One day a while ago while having lunch in Quincy, I barely noticed at first the diversity of the people eating at the restaurant. When I did notice, I marveled at it. I thought how far we have come since the Quincy of my youth.

I remember in the mid-1970s, new classmates at my elementary school. They were part of what was known as “white flight”, i.e. white people fleeing Boston because of the integration of the public schools, because of busing.

I saw the terrible images on the news.

I remember hearing the “n” word.

I remember driving to my grandmother’s house in Roslindale, and as we drove through Mattapan, being told to wind up the car windows and lock the doors.

I remember college. My roommates and I were like the United Nations. One roommate’s parents from Italy, another’s from Greece, another’s from India, one Jewish, a Chinese roommate from Hong Kong, and a roommate who is black, Duncan, from Florida. Some came to spend Thanksgiving at my home, and together we went to the North Quincy v. Quincy High football game. It was packed. It was cold. I remember Duncan asking, while shivering, “Hey, JK, am I the only black person here?”

I cannot count the number of times in my life I have heard a story about something start with, “This guy at work, he’s a black guy, but he’s a good guy,” as if being a good guy was an exception for a person who is black.

So, whether we want to admit it or not, racism is real. And it is everywhere. And we have to stop it.

I know what we have to do in government. We have to change how we educate. We have to change how we house. We have to change how we provide health care, we have to change how we police, and we have to change our criminal justice system.

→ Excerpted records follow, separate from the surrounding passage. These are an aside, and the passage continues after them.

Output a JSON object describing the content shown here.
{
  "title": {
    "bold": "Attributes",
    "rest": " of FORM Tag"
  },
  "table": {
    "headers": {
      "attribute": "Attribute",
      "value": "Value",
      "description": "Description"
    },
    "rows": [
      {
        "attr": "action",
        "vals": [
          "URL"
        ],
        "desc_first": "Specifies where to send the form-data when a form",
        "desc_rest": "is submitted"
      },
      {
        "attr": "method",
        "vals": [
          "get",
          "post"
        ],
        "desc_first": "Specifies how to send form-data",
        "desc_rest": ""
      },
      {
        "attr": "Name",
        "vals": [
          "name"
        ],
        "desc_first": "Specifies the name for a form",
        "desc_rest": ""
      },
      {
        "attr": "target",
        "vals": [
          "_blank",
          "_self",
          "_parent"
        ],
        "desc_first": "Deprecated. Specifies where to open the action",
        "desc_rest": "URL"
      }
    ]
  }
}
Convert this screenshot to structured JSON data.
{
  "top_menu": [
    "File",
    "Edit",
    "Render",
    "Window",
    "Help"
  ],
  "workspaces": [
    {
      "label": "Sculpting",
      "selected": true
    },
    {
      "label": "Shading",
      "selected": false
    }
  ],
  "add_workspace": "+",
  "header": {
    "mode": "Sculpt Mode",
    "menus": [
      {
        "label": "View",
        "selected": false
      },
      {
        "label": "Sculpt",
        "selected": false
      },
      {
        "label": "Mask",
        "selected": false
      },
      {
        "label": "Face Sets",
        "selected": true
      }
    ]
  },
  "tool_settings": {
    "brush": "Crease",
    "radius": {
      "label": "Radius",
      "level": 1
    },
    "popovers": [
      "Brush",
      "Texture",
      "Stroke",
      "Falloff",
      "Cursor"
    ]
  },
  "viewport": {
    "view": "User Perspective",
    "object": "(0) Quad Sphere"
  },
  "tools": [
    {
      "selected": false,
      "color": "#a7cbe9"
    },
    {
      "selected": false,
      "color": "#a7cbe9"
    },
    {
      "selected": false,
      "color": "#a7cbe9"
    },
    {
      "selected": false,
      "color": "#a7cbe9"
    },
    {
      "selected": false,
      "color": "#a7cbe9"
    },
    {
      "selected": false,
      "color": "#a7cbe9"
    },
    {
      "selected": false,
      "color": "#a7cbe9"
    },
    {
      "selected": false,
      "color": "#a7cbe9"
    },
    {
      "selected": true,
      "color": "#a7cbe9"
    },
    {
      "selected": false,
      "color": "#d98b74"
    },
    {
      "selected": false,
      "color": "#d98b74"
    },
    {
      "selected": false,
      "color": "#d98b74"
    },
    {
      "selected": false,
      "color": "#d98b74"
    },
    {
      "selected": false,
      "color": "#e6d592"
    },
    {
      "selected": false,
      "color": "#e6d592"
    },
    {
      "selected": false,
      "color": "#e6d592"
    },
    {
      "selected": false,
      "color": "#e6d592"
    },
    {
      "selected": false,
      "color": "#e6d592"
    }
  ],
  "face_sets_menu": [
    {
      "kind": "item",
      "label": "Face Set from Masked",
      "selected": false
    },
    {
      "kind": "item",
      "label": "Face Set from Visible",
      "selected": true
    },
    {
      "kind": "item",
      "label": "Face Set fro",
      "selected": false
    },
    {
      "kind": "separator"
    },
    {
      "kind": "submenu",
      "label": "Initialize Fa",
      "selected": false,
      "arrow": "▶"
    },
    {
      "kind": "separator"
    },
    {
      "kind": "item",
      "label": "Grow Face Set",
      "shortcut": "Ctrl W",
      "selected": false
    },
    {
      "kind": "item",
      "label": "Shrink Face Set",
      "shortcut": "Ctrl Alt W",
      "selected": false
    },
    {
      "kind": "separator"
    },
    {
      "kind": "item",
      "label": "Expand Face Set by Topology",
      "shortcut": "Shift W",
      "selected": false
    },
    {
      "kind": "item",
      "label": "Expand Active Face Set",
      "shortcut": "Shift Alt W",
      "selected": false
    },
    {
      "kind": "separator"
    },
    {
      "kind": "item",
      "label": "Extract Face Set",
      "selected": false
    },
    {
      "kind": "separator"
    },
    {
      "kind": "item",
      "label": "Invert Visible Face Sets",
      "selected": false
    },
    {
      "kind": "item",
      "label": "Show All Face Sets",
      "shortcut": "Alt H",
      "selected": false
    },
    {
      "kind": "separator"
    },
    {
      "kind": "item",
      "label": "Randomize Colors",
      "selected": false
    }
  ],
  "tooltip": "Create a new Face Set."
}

We have to all agree that Black Lives Matter. We have to change so much.

But government can only do so much.

Last December I visited South Africa with my wife and oldest son and some of my graduate school classmates. The classmate who organized the trip is still often referred to as colored – not black, not white – but colored, even though in South Africa racial categories have been abolished. While in South Africa, I visited Robben Island, where Nelson Mandela was jailed for so many years. Upon returning home, I read his book A Long Walk to Freedom.

At the end of the book, Mandela wrote, “No one is born hating another person because of the colour of his skin, or his background, or his religion. People must learn to hate, and if they can learn to hate, they can be taught to love, for love comes more naturally to the human heart than its opposite.”

I see the truth of Nelson Mandela’s words when I see children at the YMCA, at childcare centers, at camps, and in our schools. I see kids of all colors and creeds just playing and learning together. Not seeing each other as black or white or brown, but as friends.  

We have to change, and we have to start that change within ourselves, in our homes, and in our communities.

We have to make sure that our children, our precious children, learn not hate, but be taught to love.

My hope is that when my children and grandchildren eat lunch at a local restaurant, it is a place filled with people of every color and creed, where all are accepted and treated equally. Where differences are used not to divide, but rather to unite. Where diversity is not shunned, but rather celebrated. It is my hope for my home town of Quincy, for our Commonwealth, and for our country. It is my hope for the entire world.